Of course, I appreciate that I am being facetious about a matter which, for both financial and stylistic reasons, will raise questions in the minds of current owners of the previous generation as well as potential buyers. Consequently, the question remains: should you buy the new Rolex Submariner?
The first hurdle to jump is just what that deceptively-simple question actually means. Should you buy it as your only dive watch? Should you buy it instead of similarly-priced alternatives? Should you replace your previous generation Submariner with it? These are all valid questions but the most important, I suspect, is the last.
Empirically speaking, the Rolex ref. 126610 represents the next generation for the Submariner as within it is the new cal. 3235 with a new architecture, 70-hour power reserve and Rolex’s high-efficiency Chronergy escapement. It replaces the cal. 3135 – released back in 1988 – which has become the standard movement for all of Rolex’s dive watch over the years. As such, this watch is an important stage as, initially released in less popular models, the placement of this movement in the Submariner shows that Rolex deems it ready to become the brunt of the brand’s defence against competitors for, perhaps, the next 30 years.

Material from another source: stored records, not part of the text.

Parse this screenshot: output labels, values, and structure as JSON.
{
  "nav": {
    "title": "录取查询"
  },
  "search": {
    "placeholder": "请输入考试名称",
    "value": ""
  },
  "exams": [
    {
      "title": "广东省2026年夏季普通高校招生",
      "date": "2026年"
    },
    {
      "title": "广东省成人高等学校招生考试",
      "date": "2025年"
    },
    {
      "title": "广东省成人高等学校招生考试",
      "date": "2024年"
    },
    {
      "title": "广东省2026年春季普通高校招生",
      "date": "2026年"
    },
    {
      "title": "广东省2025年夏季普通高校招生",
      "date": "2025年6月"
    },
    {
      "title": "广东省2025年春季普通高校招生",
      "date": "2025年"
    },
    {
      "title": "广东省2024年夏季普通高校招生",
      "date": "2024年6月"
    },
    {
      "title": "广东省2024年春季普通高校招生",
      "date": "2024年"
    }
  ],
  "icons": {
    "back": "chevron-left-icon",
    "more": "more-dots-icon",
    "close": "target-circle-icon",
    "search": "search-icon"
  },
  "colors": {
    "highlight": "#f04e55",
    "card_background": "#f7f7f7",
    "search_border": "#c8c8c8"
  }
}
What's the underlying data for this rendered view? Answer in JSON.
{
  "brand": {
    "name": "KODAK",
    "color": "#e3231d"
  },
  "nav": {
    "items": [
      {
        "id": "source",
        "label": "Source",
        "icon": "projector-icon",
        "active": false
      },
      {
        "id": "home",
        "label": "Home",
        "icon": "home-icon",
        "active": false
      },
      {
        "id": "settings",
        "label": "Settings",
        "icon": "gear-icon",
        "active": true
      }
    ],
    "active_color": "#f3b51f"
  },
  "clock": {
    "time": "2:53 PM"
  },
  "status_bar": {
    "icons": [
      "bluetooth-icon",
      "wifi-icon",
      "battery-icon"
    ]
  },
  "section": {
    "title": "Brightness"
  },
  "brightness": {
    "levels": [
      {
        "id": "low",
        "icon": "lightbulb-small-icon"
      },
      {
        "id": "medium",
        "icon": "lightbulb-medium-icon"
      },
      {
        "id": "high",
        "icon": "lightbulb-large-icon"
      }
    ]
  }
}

Even so, there remain plenty of reasons to shy away from the new model aside from the somewhat higher prices currently commanded by them. Firstly, the most recent Submariner marks the end of Rolex keeping a standard lug width with 21mm being an irritating choice for most straps. Secondly, there remains a concern in mind: the movement. Whilst trying both of these watches out, I had the distinct feeling that the newer piece wasn’t quite ready yet. It was clearly well put together and ran flawlessly throughout the time I held the watch but I also observed some weak points.
Less problematically, the automatic rotor was considerably more audible than that of the venerable cal. 3135 and, whilst mechanically irrelevant, I have heard complaints from previous Submariner wearers. This alone would have gone unnoticed if not joined by a hacking mechanism which, rather like a tired, old ETA 2824, failed to engage 10% of the time. Whilst I can be sure that Rolex will have the movement running flawlessly in time, I can see the appeal of the good-old, mechanically perfect cal. 3135 for the less innovation-conscious.
So, what does this all mean? Well, the new version of the Submariner is better balanced, a more polished design, and probably what the ceramic Submariner always should have been. Objectively, it is the better of the two watches. However, it’s also a watch which you have to approach with a few provisos: the lug width may be an annoyance and the new movement might, at first, yield some teething problems.
By the same token, there’s absolutely nothing wrong with the old one. In fact, I think that its wide-lugged stance might become a Rolex classic because it was produced when Rolex tried and, for some, failed to keep the classic Submariner size and still make it fit modern expectations. In any case, if you like the older, 40mm Rolex Submariner, don’t think that the new one should stop you from buying it – it absolutely shouldn’t. Nevertheless, if you can justify the cost and you prefer the appearance of the 2020 Rolex Submariner ref. 126610, it’s a stunningly made watch and may age more gracefully than the last version.
Whilst my opinion may sound unimaginative, of the two, I would choose the new watch for its elegance, technical innovation and, perversely, its more traditional demeanour.